The Sandman season 2 completes Morpheus’ arc by introducing Daniel Hall as his successor, the new Dream of the Endless. Daniel is the son of Lyta Hall and Hector Hall, uniquely conceived in the Dreaming during Lyta’s proximity to Rose Walker’s vortex, which marks him as different from birth.
In The Sandman season 2, Loki abducts baby Daniel, “burning away” his mortality, and the finale crowns him when Morpheus accepts death and passes the mantle. Jacob Anderson, known for Game of Thrones and AMC’s Interview With the Vampire, is revealed as adult Daniel in a kept‑secret casting turn.
The Sandman season 2 was released in two drops on Netflix: Volume 1 on July 3, 2025, and Volume 2 on July 24, with a bonus episode arriving July 31. That coda, The Sandman Presents: Death: The High Cost of Living, functions as an epilogue after The Sandman season 2, centering on Death’s day as a mortal and setting the last word thematically.
Daniel Hall begins as the Dreaming’s first and only child, conceived by mortals, the result of Lyta’s dream pregnancy near Rose’s vortex. Morpheus warns that the child “belongs to him,” foreshadowing succession. The Sandman season 2 tracks the fallout from Morpheus killing Orpheus, then the Kindly Ones’ vengeance that forces Dream to accept his fate.
After Loki throws baby Daniel into a fireplace, a ritualized moment that “burns” his humanity, Dream’s death allows Daniel to transform into an adult embodiment of Dream, wearing white robes and the Eagle Stone that signifies office. Episode 11, A Tale of Graceful Ends, doubles as Morpheus’ wake and Daniel’s first day, with the Dreaming slow to accept its new lord.
As per the Netflix Tudum report dated July 24, 2025, showrunner Allan Heinberg stated,
“It’s all one story: Dream learns to love and to be loved, and what love really means. But in doing so, he has to die and essentially be reborn in Daniel Hall, as a different Dream.”
Jacob Anderson debuts in the finale as adult Daniel/Dream, a reveal that the production guarded to preserve the moment. Entertainment Weekly reported on July 24, 2025, that the team cast Anderson for his intelligence and emotional range across his recent work. As per an Entertainment Weekly report dated July 24, 2025, showrunner Allan Heinberg said,
“He was an answered prayer, having him be available and the timing worked out.”

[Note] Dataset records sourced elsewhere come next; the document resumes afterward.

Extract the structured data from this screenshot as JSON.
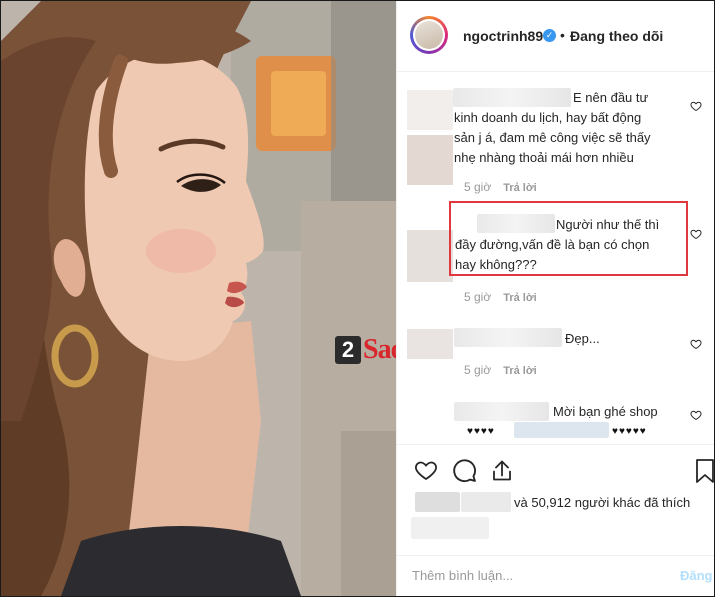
{
  "header": {
    "username": "ngoctrinh89",
    "dot": "•",
    "follow_label": "Đang theo dõi"
  },
  "watermark": {
    "number": "2",
    "text": "Sao"
  },
  "comments": [
    {
      "lines": [
        "E nên đầu tư",
        "kinh doanh du lịch, hay bất động",
        "sản j á, đam mê công việc sẽ thấy",
        "nhẹ nhàng thoải mái hơn nhiều"
      ],
      "time": "5 giờ",
      "reply": "Trả lời"
    },
    {
      "lines": [
        "Người như thế thì",
        "đầy đường,vấn đề là bạn có chọn",
        "hay không???"
      ],
      "time": "5 giờ",
      "reply": "Trả lời"
    },
    {
      "lines": [
        "Đẹp..."
      ],
      "time": "5 giờ",
      "reply": "Trả lời"
    },
    {
      "lines": [
        "Mời bạn ghé shop",
        "♥♥♥♥",
        "♥♥♥♥♥"
      ]
    }
  ],
  "icons": {
    "like": "heart-icon",
    "comment": "comment-icon",
    "share": "share-icon",
    "save": "bookmark-icon"
  },
  "likes": {
    "text": "và 50,912 người khác đã thích"
  },
  "add_comment": {
    "placeholder": "Thêm bình luận...",
    "post_label": "Đăng"
  }
}
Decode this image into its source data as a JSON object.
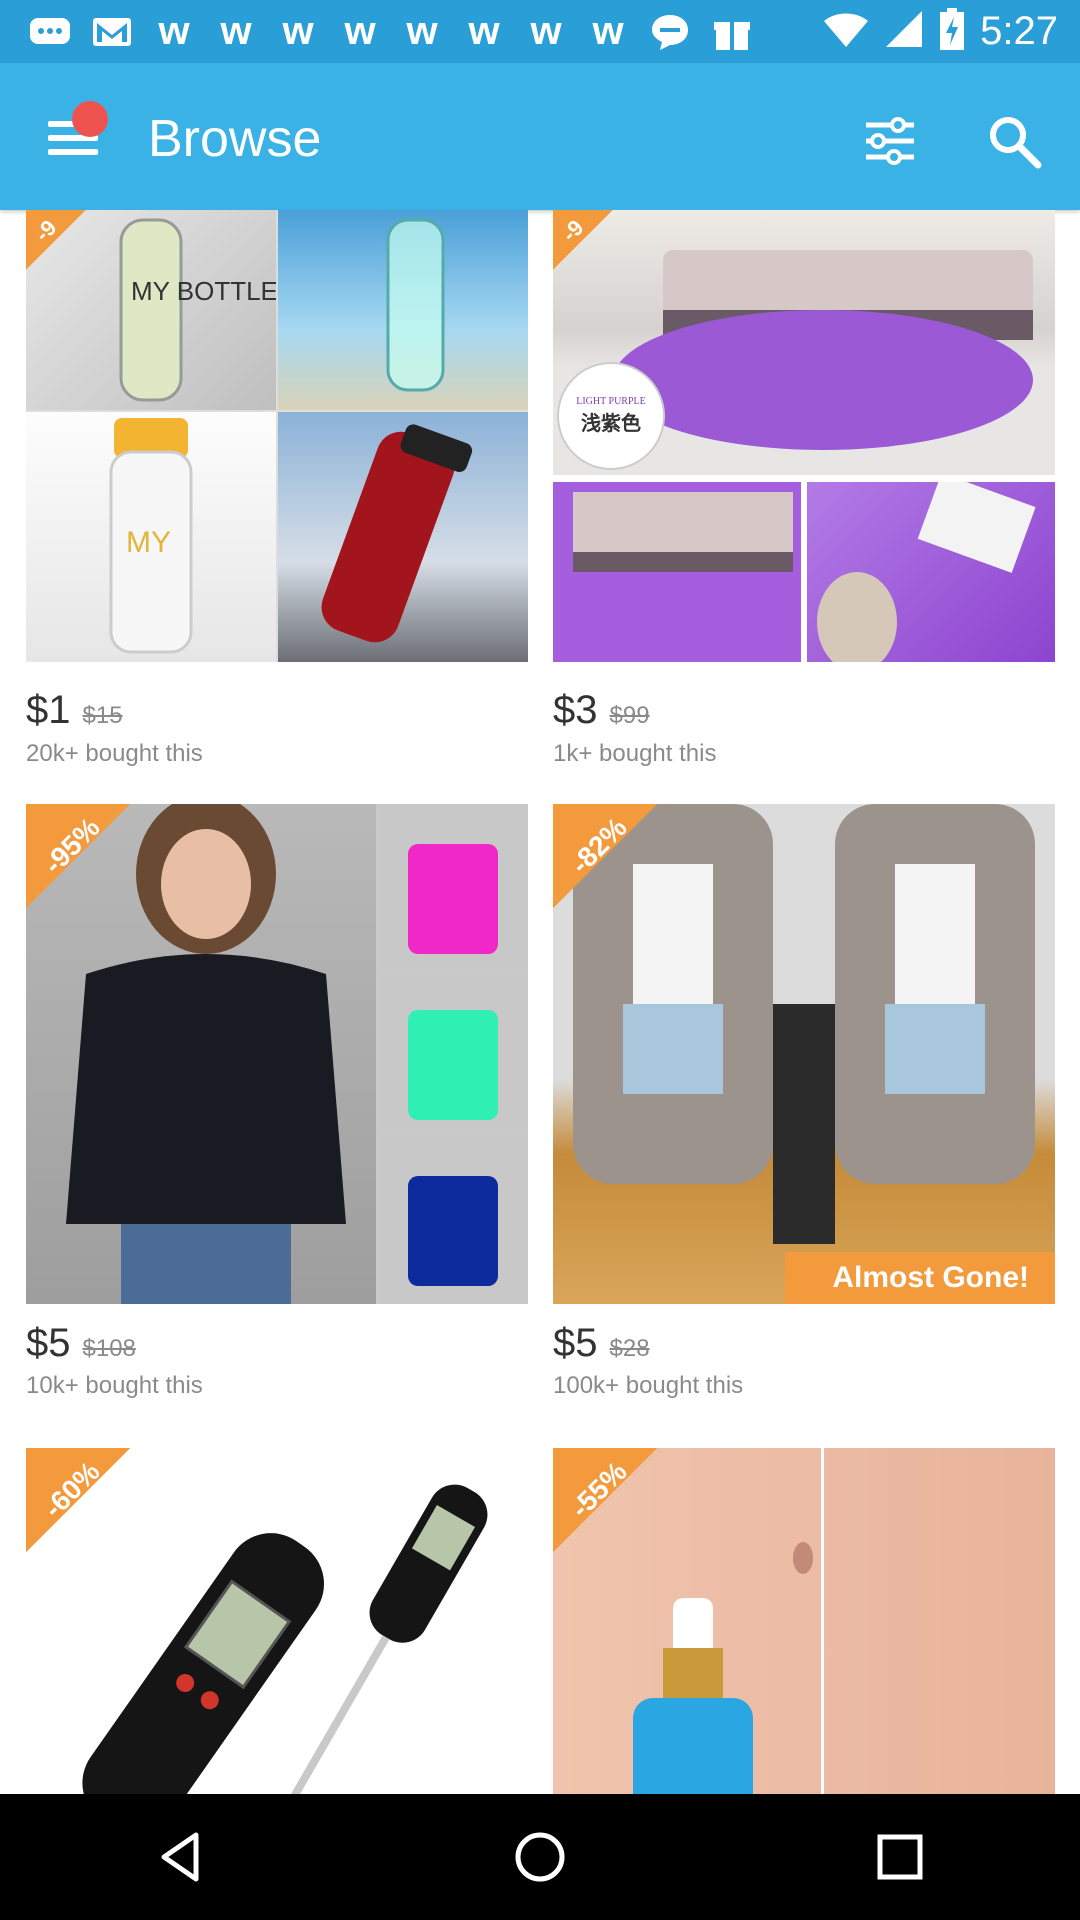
{
  "status_bar": {
    "time": "5:27",
    "icons": [
      "chat-icon",
      "gmail-icon",
      "wish-icon",
      "wish-icon",
      "wish-icon",
      "wish-icon",
      "wish-icon",
      "wish-icon",
      "wish-icon",
      "wish-icon",
      "messenger-icon",
      "gift-icon",
      "wifi-icon",
      "signal-icon",
      "battery-icon"
    ]
  },
  "app_bar": {
    "title": "Browse",
    "accent": "#3bb2e6",
    "notification_dot_color": "#ef5350"
  },
  "products": [
    {
      "discount": "-9",
      "price": "$1",
      "old_price": "$15",
      "bought": "20k+ bought this",
      "image": "water-bottles",
      "sub_labels": [
        "MY BOTTLE"
      ]
    },
    {
      "discount": "-9",
      "price": "$3",
      "old_price": "$99",
      "bought": "1k+ bought this",
      "image": "purple-rug",
      "sub_labels": [
        "LIGHT PURPLE",
        "浅紫色"
      ]
    },
    {
      "discount": "-95%",
      "price": "$5",
      "old_price": "$108",
      "bought": "10k+ bought this",
      "image": "off-shoulder-tops"
    },
    {
      "discount": "-82%",
      "price": "$5",
      "old_price": "$28",
      "bought": "100k+ bought this",
      "image": "knit-cardigan",
      "tag": "Almost Gone!"
    },
    {
      "discount": "-60%",
      "image": "food-thermometer"
    },
    {
      "discount": "-55%",
      "image": "serum-bottle"
    }
  ],
  "nav": {
    "back": "back-icon",
    "home": "home-icon",
    "recents": "recents-icon"
  }
}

The series frames Daniel as both Daniel and Dream, distinct from Tom Sturridge’s Morpheus in disposition and look (including a subtle white hair streak that nods to the comics).
That difference is clear in his first meetings with the Endless and with Lucienne, where he is powerful yet unsure, a tonal pivot that helps The Sandman season 2 end by opening a new, more human‑adjacent chapter for the Dreaming. The adult‑Daniel reveal, and a rare Netflix post‑credits tag, close out The Sandman season 2’s narrative.
The show keeps the broad spine of The Kindly Ones while retooling character dynamics. Loki and Puck are reframed as romantic partners who end up “raising” Daniel during the abduction arc, inviting empathy even as they act as tricksters. As per the Polygon report dated July 29, 2025, Heinberg said,
“If you’ve got two trickster figures with ambiguous sexualities and a baby, I just immediately went, ‘Well, these are just gay dads.”
The finale also shifts a well‑known comics beat into a post‑credits scene, a placement Netflix approved to preserve the episode’s final emotional beat before the tag. That structural change and Daniel’s more inquisitive introduction emphasize a gentler, inquisitive Dream distinct from Morpheus, which season 2 underlines in its closing family dinner.
Looking ahead, the bonus episode, The Sandman Presents: Death: The High Cost of Living, lands July 31, 2025, on Netflix as a coda to The Sandman season 2, adapting Death’s standalone story and offering a final thematic grace note to the saga.